Kubica shines, others whine

Robert Kubica continues to bask in the glow of his first Formula One victory, a day after winning the Canadian Grand Prix.

Kubica said the victory proves BMW Sauber is one of the big boys, although he is well aware of the help he received from Lewis Hamilton’s pitlane error, Sky reports.

Still, you cannot deny the facts, and Kubica sits at the top of the world drivers championship table, and BMW Sauber lies just three points behind leading constructor Ferrari.

Citing those statistics, and his team’s ability to challenge for race wins, Kubica said the Hinwil-based squad must now be considered in the same breath as Ferrari and McLaren.

Those thoughts were echoed by teammate Nick Heidfeld when questioned from the floor during yesterday’s post race press conference. The German also denied he had team orders to let Kubica by after the Pole came out of his first pitstop behind him.

Kubica quickly got past Heidfeld, but Quick Nick chalked that up to different strategies, and not to a specific order from the pit wall.

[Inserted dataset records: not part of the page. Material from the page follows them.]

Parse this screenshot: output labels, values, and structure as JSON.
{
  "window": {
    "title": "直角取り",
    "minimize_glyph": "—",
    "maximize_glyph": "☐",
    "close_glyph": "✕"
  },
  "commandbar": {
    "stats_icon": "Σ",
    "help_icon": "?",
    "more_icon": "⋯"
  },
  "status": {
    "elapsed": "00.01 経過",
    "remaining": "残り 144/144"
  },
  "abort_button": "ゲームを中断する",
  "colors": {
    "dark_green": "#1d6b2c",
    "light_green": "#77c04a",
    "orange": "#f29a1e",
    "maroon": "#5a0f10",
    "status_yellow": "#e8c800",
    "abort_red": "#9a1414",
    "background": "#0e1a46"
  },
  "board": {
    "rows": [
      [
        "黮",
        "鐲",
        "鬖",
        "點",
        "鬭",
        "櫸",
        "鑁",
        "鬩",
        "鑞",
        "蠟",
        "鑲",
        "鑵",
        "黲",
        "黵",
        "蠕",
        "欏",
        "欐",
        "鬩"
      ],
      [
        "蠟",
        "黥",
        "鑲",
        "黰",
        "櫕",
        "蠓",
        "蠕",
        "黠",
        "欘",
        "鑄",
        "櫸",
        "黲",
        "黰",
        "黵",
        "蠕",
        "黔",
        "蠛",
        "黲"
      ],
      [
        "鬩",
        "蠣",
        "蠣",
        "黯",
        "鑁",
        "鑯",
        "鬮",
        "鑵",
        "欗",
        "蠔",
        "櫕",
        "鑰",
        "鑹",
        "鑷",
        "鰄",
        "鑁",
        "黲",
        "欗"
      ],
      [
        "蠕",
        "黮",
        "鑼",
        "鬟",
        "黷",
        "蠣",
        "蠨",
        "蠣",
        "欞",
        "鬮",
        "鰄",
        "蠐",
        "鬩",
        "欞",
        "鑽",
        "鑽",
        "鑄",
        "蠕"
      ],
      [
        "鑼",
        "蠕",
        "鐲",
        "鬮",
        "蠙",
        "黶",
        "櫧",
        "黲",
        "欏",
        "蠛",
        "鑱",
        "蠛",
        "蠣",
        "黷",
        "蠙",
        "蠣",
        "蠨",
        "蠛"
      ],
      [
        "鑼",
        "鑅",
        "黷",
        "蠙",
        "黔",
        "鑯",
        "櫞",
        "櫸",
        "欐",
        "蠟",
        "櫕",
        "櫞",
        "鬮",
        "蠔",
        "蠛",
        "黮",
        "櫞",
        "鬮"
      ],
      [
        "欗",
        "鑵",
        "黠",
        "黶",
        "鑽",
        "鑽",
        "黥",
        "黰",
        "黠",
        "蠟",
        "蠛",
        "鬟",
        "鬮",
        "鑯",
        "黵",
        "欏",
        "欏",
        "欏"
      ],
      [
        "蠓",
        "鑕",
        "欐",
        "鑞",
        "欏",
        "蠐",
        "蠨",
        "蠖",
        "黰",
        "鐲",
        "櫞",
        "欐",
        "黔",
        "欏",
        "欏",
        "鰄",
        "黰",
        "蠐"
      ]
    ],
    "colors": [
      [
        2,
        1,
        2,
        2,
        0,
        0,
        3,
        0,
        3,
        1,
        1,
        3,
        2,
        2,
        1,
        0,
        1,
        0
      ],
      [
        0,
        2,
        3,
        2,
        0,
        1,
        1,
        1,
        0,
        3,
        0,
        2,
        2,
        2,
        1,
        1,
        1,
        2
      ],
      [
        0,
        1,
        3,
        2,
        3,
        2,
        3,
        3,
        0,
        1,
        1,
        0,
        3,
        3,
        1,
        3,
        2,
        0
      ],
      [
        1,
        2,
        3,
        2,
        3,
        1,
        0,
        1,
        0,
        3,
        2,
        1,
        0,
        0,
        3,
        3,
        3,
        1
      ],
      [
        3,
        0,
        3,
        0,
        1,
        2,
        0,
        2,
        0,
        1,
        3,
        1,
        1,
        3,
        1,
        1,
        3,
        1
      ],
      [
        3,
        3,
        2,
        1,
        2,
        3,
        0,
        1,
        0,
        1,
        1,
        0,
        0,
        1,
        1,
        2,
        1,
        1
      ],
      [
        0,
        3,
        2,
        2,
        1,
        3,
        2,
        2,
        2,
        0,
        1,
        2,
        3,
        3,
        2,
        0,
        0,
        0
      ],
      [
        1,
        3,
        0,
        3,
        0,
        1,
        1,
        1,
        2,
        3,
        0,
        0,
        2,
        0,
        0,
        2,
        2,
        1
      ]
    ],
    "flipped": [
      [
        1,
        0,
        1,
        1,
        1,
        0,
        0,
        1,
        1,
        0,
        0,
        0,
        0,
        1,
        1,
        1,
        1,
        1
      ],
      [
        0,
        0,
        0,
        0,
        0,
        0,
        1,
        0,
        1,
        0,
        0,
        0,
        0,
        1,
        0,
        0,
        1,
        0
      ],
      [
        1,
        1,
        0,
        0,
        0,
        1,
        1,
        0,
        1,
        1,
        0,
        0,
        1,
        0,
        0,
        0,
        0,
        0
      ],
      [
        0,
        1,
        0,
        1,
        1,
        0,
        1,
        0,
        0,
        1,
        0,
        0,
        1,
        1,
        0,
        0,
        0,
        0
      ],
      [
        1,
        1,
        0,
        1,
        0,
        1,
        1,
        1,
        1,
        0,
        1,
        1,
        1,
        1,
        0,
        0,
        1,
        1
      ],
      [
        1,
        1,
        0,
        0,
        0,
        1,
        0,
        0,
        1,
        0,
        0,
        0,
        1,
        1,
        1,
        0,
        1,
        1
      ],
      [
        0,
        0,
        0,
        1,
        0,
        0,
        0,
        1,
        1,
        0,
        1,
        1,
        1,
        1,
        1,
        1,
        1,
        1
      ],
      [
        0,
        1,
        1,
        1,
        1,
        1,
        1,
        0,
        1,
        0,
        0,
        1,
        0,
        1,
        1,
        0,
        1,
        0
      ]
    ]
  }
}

He added while he was happy for Kubica, he was disappointed to miss out on his career-best chance for a victory, Sky reports.

Spanish newspaper El Pais is more interested in Kubica’s next teammate, asking the race winner if he would welcome Fernando Alonso in the squad.

Kubica and Alonso are friends, often socializing together during race weekends, and the Polish star said he would enjoy working with Alonso, F1-Live reports.

Kubica said the Spanish double world champion is a straight talker who doesn't get caught up in marketing and promotion.

Heidfeld holds a contract with BMW Sauber for 2009, but as we all know, F1 contracts tend to be “flexible.”

Kubica said if Alonso were to join him at the team sometime in the future the pair would “have a lot of fun.”

He also told the Spanish newspaper he doesn’t see himself as a team leader, but rather sees his job is to focus on winning races.

Despite the teams landmark victory, technical director Willy Rampf remains grounded, telling Eurosport/AFP it was much too soon to talk about the world championship.

Rampf said while proud of the victory, he is mindful the team benefited from the pitlane incident, saying he believes Ferrari and McLaren are still ahead in overall performance.

Kubica is the first driver to lead the world championship not to drive with McLaren, Ferrari or Renault since the late '90s. The Pole will have the chance to further take advantage of one of his closest rivals in France, as Lewis Hamilton will be facing a ten place grid penalty.

McLaren boss Ron Dennis told Fox the collision which eliminated his young star was “just one of those things,” and the team accepted the penalty from the stewards.

Dennis said he was focused on the positives - the team was quick all weekend and should be able to maintain that pace for the rest of the season.

Ferrari team director Stefano Domenicali agreed the penalty was deserved, telling Gazzetta dello Sport Raikkonen was in a good position for victory.

Lost in the excitement surrounding the pitlane incident was the Ferrari had leapfrogged Hamilton during the pitstop.

The Ferrari chief also lamented the fueling problem which hurt Felipe Massa's race, but said the Brazilian fought well to earn fifth.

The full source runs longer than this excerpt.